И в этом молчании, нарушаемом лишь согласным ритмом шагов, которое на самом-то деле было вовсе не молчанием, а отсутствием подходящих слов, я почувствовал, что весь мой рассказ был полной бессмыслицей, непонятным, непроходимым, ненужным нагромождением слов, слов чужих, мне не подчиняющихся, так какой же смысл говорить, если нет ни единого слова, даже в родном моем языке, которое к чему-то привело бы меня в этой истории, потому что она, история эта, никуда, ни к чему не ведет, так что нет никакой истории, если память способна задерживаться лишь на каких-то навязчивых мелких или, быть может, кажущихся таковыми деталях, как, например, мое блуждание по площади Маркса, где я ждал отца, а он все не появлялся, тем не менее я не мог уйти, однако зачем мне об этом рассказывать Мельхиору?
Рассказать можно что-то конкретное, в то время как я, от великой своей любви, жаждал поведать ему сразу все, целиком, передать, вложить в его тело, выблевать на него, но где начинается и где заканчивается это вожделенное целое, и как оно может существовать вне моей собственной плоти да еще облеченным в слова неродного мне языка?
Я и прежде молчал и еще никогда никому не пытался об этом рассказывать, чтобы не превратить все в приключенческую историю, чтобы не сделать сказкой то, что было совсем не сказкой, не выстроить с помощью слов какую-то гладкую фабулу; лучше было все эти события заживо похоронить в склепе памяти, в самом лучшем и самом для них спокойном месте.
Казалось, на этой темной берлинской улице я осквернил умерших.
Наверное, все же молчание и было тем самым «целым»?

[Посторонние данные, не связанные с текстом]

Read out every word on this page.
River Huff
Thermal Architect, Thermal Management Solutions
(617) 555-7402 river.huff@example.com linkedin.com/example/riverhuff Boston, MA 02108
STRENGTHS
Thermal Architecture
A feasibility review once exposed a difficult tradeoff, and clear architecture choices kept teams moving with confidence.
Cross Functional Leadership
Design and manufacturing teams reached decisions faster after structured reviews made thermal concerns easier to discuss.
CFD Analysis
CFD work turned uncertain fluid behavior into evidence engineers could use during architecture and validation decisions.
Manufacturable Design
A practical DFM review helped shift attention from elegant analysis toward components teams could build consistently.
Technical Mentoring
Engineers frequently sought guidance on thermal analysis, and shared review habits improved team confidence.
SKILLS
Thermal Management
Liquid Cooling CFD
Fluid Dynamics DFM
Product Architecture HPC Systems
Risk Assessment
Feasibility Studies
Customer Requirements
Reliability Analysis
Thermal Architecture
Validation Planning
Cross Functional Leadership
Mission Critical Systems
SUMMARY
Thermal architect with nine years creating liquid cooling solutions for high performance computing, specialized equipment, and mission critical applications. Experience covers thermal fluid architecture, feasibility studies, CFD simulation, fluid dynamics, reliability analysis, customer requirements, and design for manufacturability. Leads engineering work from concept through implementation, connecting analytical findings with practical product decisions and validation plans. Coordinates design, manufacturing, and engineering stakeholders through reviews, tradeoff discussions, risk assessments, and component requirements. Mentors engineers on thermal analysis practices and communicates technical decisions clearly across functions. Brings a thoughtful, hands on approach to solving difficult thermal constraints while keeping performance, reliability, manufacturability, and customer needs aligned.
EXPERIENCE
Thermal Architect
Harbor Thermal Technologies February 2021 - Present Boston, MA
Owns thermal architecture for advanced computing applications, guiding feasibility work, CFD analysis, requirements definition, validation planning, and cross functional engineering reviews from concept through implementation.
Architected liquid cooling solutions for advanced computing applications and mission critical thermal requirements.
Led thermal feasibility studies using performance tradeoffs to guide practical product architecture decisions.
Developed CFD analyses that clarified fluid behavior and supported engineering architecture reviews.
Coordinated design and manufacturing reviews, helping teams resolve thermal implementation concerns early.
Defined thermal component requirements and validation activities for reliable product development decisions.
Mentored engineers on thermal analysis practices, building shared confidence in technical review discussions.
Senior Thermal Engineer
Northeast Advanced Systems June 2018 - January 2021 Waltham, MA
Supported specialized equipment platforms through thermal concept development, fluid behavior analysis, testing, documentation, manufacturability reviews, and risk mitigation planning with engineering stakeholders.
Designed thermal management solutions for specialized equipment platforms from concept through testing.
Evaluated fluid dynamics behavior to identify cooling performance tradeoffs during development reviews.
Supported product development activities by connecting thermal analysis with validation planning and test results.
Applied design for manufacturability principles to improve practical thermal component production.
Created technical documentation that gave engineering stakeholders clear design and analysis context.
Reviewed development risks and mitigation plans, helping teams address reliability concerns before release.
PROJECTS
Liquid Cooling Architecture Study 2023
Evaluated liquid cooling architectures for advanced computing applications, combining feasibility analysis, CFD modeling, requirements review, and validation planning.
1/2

Мы шли с ним бок о бок, плечо к плечу, голова к голове, и в своем возбуждении я не сразу уразумел, что разговор с ним не получается потому, что до этого я, собственно, говорил не с ним, а с его глазами, которых теперь не хватало.
Вместе с тем, вслушиваясь в этот глухой и холодный стук, я чувствовал, что каждый приближающий нас к театру шаг остужает мою жажду рассказывать, ну и пусть, думал я, пусть история останется незаконченной,
это в порядке вещей, сейчас мы войдем в театр, где нам представят некую постановку, а то, чего я не рассказал, я спокойненько проглочу – вкупе со стыдом за недосказанную мною историю.Широкие лучи, проходившие сквозь линзы прожекторов, вырывали театр из осеннего вечера, и он высился перед нами в этом холодном мерцающем свете, словно сделанный из папье-маше, и когда мы остановились под этим дрожащим светом, в котором люди, слегка ослепленные, спешили приобщиться к чему-то, что обещало забвение и свободу, я все же решил рассказать ему еще нечто интересное, нечто забавное, нечто такое, что могло бы поставить точку в этом принесшем сплошные разочарования повествовании.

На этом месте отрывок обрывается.